Ariosto, hoje advogado bem-sucedido, refaz seu caminho de volta a Pau D’Arco, sua cidade natal, relembrando todos os tipos de emprego, as moradias e as experiências, até chegar e se estabelecer em Porto Alegre. Ele reconta a história da sua vida — para ele mesmo, e para seus leitores — e examina questões literárias, filosóficas e culturais, retornando a um ambiente de brutalidade, mas de muita união, onde se forjou o homem nas veias da terra.

Dia de matar porco é o primeiro romance publicado por Kiefer depois de um hiato de 12 anos sem lançar uma narrativa longa inédita. Leia trecho a seguir:

Toda narração, e especialmente a autobiográfica, como se pretende esta minha tentativa, é uma impostura. Uma coisa é o fato; outra, a sua construção linguística. O esfaqueamento de um porco é diferente da leitura e interpretação que se pode fazer sobre o esfaqueamento de um porco. No ato real, que depois de acontecido recolheu-se a sua eterna facticidade, houve apenas um porco, uma faca e um jovem insciente ainda do corte que a linguagem faz sobre o Universo. O porco era gordo, cevado havia meses, e forneceu proteína abundante para a família inteira por muitas semanas. A faca era afiada, de folha longa e ponta fina, e tinha um cabo de chifre de boi. Era usada para sangrar, raspar o pelo e cortar os nacos de carne branca. E o adolescente era imberbe, e passava os dias e as noites a sonhar com uma vida diferente, vida que ele só sabia existir pelas ondas da Rádio El Mondo, que lhe traziam devaneios e o inócuo conhecimento não vestido de experiência.

Hoje, do alto desta colina artificial que é o edifício onde moro, o porco, a faca e o adolescente, transformados em cena literária, recobrem-se de inúmeras camadas de subjetividade.
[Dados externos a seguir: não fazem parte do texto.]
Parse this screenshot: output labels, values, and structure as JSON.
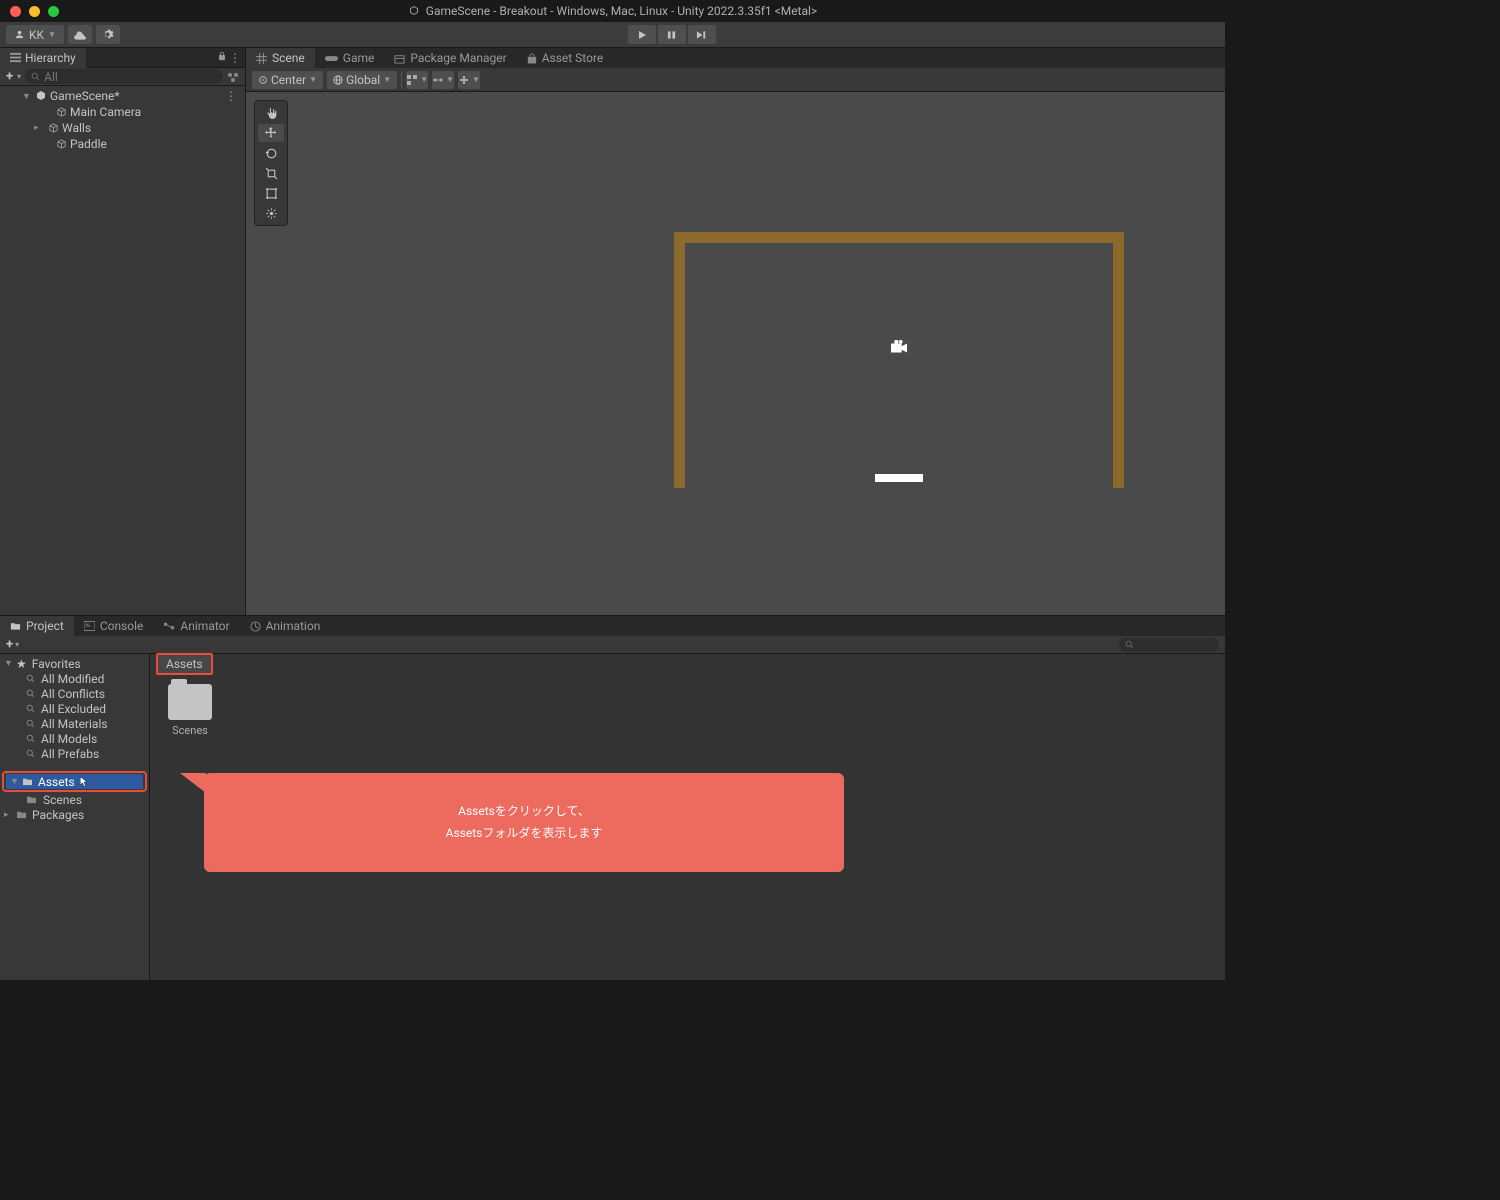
{
  "titlebar": {
    "title": "GameScene - Breakout - Windows, Mac, Linux - Unity 2022.3.35f1 <Metal>"
  },
  "toolbar": {
    "account": "KK"
  },
  "hierarchy": {
    "tabLabel": "Hierarchy",
    "searchPlaceholder": "All",
    "items": [
      {
        "label": "GameScene*",
        "indent": 0,
        "icon": "unity",
        "arrow": "▼"
      },
      {
        "label": "Main Camera",
        "indent": 1,
        "icon": "cube",
        "arrow": ""
      },
      {
        "label": "Walls",
        "indent": 1,
        "icon": "cube",
        "arrow": "▸"
      },
      {
        "label": "Paddle",
        "indent": 1,
        "icon": "cube",
        "arrow": ""
      }
    ]
  },
  "sceneTabs": [
    {
      "label": "Scene",
      "icon": "grid",
      "active": true
    },
    {
      "label": "Game",
      "icon": "gamepad",
      "active": false
    },
    {
      "label": "Package Manager",
      "icon": "package",
      "active": false
    },
    {
      "label": "Asset Store",
      "icon": "bag",
      "active": false
    }
  ],
  "sceneToolbar": {
    "pivot": "Center",
    "space": "Global"
  },
  "bottomTabs": [
    {
      "label": "Project",
      "icon": "folder",
      "active": true
    },
    {
      "label": "Console",
      "icon": "console",
      "active": false
    },
    {
      "label": "Animator",
      "icon": "animator",
      "active": false
    },
    {
      "label": "Animation",
      "icon": "animation",
      "active": false
    }
  ],
  "projectTree": {
    "favoritesLabel": "Favorites",
    "favorites": [
      "All Modified",
      "All Conflicts",
      "All Excluded",
      "All Materials",
      "All Models",
      "All Prefabs"
    ],
    "assetsLabel": "Assets",
    "assetsChildren": [
      "Scenes"
    ],
    "packagesLabel": "Packages"
  },
  "breadcrumb": {
    "label": "Assets"
  },
  "folders": [
    {
      "label": "Scenes"
    }
  ],
  "callout": {
    "line1": "Assetsをクリックして、",
    "line2": "Assetsフォルダを表示します"
  }
}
A minha, que conto esta história, inepto e reticente; a do leitor, que acrescenta a ela toda a sua carga de experiências, temores e desejos recalcados; e a da própria linguagem, que não é capaz de descrever com precisão sequer o voo de um colibri, quanto mais o sangramento de um porco. Nessa hora, todo memorialista reconhece a superioridade do teatro e do cinema sobre a linguagem escrita na tentativa de reproduzir o real. A cena de minha iniciação no mundo dos machos seria muito mais eficiente se convertida na filmagem de um ator fazendo de conta que ingressasse num chiqueiro e esfaqueasse um porco. Mesmo assim haveria muito espaço para a subjetividade do diretor, que filmaria deste ou daquele ângulo, do iluminador, do fotógrafo, do ator, e até do porco, porque na cena real não houve os holofotes e nem a movimentação de um set de filmagens. Mas o resultado para o espectador seria mais impactante, pois ele estaria vendo um porco esfaqueado.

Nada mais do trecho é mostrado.